Un laboratoire vivant suivi par des chercheurs
Misant sur l'expérimentation, l'éco-hameau de Cellettes se compose notamment d'une ferme pédagogique et d'un tiers-lieu tourné vers le réemploi et l'économie circulaire. Il est aussi suivi par une quarantaine de scientifiques curieux d'étudier ce « laboratoire vivant ». Depuis 2024, l'Oasis du coq à l'âme et plusieurs chercheurs mènent ainsi un projet d'étude portant sur les pratiques agropastorales et leurs impacts sur la faune et la flore. L'idée ? Déterminer si les troupeaux de chèvres, de moutons, des poneys et des ânes s'avèrent bénéfiques pour les pâturages et dans quelles limites. Cette étude pilotée par des universitaires – écologues et spécialistes de la microbiologie des sols, entre autres – a reçu le soutien de la Région Nouvelle-Aquitaine à hauteur de 28 300 euros.

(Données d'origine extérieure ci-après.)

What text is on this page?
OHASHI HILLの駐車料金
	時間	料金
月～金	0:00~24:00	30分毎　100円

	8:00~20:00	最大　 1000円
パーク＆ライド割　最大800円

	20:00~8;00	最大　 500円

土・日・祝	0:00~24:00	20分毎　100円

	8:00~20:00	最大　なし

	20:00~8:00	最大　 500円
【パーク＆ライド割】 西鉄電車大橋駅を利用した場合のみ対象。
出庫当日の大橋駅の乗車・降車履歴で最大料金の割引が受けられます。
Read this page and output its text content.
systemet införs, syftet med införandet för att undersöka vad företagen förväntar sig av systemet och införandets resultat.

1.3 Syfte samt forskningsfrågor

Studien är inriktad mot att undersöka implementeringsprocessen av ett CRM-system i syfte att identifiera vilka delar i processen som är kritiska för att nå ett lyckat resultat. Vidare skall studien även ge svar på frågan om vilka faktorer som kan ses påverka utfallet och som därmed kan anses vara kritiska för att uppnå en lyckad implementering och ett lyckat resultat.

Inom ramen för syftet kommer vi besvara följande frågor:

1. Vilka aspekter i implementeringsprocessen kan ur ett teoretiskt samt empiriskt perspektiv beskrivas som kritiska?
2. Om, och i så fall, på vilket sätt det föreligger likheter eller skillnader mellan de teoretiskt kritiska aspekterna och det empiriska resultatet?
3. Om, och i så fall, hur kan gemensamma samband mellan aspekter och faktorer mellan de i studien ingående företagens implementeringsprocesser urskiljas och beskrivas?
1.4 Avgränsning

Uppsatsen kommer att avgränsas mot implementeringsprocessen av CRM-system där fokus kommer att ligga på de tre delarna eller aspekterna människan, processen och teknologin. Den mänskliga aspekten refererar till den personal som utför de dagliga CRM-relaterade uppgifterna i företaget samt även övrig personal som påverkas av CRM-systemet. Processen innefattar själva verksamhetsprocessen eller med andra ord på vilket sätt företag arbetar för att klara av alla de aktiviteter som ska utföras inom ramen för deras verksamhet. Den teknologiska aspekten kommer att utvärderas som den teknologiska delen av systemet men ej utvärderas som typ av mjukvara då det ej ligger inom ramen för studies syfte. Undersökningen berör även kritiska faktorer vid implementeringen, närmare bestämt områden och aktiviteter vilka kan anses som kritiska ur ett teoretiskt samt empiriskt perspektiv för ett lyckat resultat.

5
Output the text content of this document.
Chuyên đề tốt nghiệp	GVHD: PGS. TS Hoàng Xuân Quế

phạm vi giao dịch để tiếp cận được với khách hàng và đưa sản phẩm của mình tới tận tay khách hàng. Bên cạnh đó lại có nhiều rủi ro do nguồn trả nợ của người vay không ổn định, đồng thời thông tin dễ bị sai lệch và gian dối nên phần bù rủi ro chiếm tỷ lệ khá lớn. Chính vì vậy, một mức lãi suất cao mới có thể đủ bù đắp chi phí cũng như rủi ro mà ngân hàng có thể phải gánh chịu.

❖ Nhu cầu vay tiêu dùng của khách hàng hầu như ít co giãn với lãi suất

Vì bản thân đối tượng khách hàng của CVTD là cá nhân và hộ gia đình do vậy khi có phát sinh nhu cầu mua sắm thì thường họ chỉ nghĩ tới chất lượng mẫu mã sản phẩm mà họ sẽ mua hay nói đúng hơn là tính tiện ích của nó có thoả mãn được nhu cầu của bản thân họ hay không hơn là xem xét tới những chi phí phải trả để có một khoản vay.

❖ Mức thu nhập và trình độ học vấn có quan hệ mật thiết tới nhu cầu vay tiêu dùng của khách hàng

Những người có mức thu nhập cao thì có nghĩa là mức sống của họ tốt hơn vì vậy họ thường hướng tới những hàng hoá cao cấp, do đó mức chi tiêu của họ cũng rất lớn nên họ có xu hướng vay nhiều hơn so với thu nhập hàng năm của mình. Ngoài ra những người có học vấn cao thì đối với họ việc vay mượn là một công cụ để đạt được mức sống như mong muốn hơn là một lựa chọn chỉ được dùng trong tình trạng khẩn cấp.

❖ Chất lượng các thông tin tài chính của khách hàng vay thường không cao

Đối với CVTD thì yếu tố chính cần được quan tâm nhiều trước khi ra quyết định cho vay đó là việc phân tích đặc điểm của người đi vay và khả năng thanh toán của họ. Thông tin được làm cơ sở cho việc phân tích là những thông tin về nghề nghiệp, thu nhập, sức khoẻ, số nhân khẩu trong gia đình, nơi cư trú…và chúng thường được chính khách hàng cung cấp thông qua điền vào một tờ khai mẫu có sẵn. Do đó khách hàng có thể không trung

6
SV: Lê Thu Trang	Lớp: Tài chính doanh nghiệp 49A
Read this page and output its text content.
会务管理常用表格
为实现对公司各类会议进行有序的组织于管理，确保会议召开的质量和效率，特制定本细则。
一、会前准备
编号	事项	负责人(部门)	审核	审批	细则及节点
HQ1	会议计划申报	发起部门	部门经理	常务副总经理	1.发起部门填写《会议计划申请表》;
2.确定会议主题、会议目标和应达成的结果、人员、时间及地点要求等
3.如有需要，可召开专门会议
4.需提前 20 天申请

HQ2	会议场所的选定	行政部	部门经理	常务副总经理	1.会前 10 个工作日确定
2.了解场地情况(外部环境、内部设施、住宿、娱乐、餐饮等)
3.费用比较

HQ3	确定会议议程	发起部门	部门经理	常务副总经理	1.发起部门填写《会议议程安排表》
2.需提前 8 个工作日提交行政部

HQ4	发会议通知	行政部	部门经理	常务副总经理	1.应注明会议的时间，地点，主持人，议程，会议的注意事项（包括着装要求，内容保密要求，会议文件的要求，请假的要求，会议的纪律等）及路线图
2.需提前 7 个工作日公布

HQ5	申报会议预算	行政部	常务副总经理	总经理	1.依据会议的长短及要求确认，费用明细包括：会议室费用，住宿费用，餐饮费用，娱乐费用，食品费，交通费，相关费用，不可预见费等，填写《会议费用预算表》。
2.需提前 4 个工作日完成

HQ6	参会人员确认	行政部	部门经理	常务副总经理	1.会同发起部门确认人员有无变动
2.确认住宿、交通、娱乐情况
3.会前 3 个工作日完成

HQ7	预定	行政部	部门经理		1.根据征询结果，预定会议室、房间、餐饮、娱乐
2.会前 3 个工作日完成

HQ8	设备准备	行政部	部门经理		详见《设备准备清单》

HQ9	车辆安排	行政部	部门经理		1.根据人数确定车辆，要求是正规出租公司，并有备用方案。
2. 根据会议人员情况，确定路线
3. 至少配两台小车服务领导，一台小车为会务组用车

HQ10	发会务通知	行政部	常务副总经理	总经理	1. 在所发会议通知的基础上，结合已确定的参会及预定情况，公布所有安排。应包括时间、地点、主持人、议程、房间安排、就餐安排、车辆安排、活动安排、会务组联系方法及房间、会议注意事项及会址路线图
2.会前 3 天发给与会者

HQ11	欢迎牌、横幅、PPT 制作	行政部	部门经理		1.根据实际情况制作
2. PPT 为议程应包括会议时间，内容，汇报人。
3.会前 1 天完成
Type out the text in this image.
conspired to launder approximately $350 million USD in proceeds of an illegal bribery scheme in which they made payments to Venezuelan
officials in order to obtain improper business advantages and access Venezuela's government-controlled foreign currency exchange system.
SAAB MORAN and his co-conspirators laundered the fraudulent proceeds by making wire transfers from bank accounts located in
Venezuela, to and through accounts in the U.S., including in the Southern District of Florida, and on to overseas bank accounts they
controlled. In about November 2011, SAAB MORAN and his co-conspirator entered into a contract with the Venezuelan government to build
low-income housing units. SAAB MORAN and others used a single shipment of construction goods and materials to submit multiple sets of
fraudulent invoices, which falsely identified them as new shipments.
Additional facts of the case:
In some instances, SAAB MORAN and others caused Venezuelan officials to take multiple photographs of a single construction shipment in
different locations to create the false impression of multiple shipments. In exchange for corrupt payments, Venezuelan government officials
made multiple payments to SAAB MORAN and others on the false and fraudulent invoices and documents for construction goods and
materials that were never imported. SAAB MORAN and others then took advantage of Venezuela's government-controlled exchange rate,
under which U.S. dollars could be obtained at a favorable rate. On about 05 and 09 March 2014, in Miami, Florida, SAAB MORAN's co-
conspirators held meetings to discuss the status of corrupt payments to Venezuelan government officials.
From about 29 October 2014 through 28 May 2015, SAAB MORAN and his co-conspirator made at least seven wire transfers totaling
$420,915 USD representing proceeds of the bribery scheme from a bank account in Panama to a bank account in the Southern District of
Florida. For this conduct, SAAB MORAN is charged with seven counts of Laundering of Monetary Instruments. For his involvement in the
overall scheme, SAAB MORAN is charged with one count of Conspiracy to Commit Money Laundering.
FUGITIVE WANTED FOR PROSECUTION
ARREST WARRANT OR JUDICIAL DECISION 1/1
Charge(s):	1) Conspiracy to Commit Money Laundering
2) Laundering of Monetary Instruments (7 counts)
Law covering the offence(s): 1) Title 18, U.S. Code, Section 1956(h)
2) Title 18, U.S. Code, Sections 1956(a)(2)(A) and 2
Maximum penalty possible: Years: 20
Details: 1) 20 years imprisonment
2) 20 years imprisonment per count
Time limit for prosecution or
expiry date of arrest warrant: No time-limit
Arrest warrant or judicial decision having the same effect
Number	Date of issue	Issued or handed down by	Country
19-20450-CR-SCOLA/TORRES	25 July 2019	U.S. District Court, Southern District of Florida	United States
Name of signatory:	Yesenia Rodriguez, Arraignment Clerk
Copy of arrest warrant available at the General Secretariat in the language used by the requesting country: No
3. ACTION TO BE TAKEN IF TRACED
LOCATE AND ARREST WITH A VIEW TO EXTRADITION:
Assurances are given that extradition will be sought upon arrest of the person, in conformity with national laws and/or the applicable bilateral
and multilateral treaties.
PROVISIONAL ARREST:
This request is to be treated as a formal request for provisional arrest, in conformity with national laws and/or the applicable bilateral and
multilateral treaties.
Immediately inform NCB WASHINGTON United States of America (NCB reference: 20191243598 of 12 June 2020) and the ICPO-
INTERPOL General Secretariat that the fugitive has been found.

Des troupeaux mis à l’épreuve de la science
« L'objectif est de documenter la science en utilisant différents troupeaux de brouteurs sur différentes parcelles », résume Arthur Bourdeau, le responsable de la gestion des troupeaux et du maraîchage au sein du éco-hameau. Au total, 12 parcelles ont été délimitées afin de tester trois modèles singuliers. Les premières parcelles servent de « zones-test », ne sont pas pâturées et sont fauchées une fois par an. Les secondes sont uniquement broutées par des moutons et des chèvres. Les troisièmes intègrent les ânes et les poneys aux ovins et aux caprins. « Nous utilisons des pâturages tournants et adaptons le nombre d'animaux pour permettre à l'herbe de se maintenir », précise Arthur Bourdeau. Les relevés, échelonnés jusqu'en 2027, permettront de tirer un premier bilan de ce projet d'étude. La présence des animaux aura-t-elle des effets positifs ou néfastes sur la fertilisation des sols ? La conservation des espèces végétales et animales ? Pour le savoir, les scientifiques associés vont notamment jusqu'à compter les vers de terre présents sur des lopins de terre. De la moutarde mélangée à de l'eau les font émerger : il n'y a plus qu'à les compter ! La flore comme la macrofaune présente au sol sont enfin étudiés avec soin tout comme les relevés météo.
© Oasis du coq à l'âme
De nouvelles haies pour redessiner le paysage
Les sociétaires de l'Oasis du coq à l'âme ont, eux, multiplié les haies aux abords de ces parcelles, afin de créer des chemins bocagers. Des noisetiers, des amandiers, des cerisiers, des pommiers ont été plantés sur ces terres calcaires longtemps exploitées de façon conventionnelle. « Le site était à l'abandon. Mais pour nous, c'est un petit bijou », sourient Danièle Bacheré et Arthur Bourdeau. L'éco-hameau produit déjà ses fruits et légumes, des fromages et élève sa volaille. « Au fil du temps, nous pourrons peut-être mettre des vaches en trouvant le bon équilibre, pour ne pas dégrader le milieu », abondent-ils en évoquant d'autres projets pour le domaine d'Échoisy.
Les sociétaires planchent notamment sur la construction de 15 maisons réversibles et autonomes en eau comme en électricité. « Sans impact sur le milieu », traduit Danièle Bacheré qui espère à terme y loger vingt familles et les visiteurs venus tester ce modèle alternatif et « pensé pour plusieurs générations ».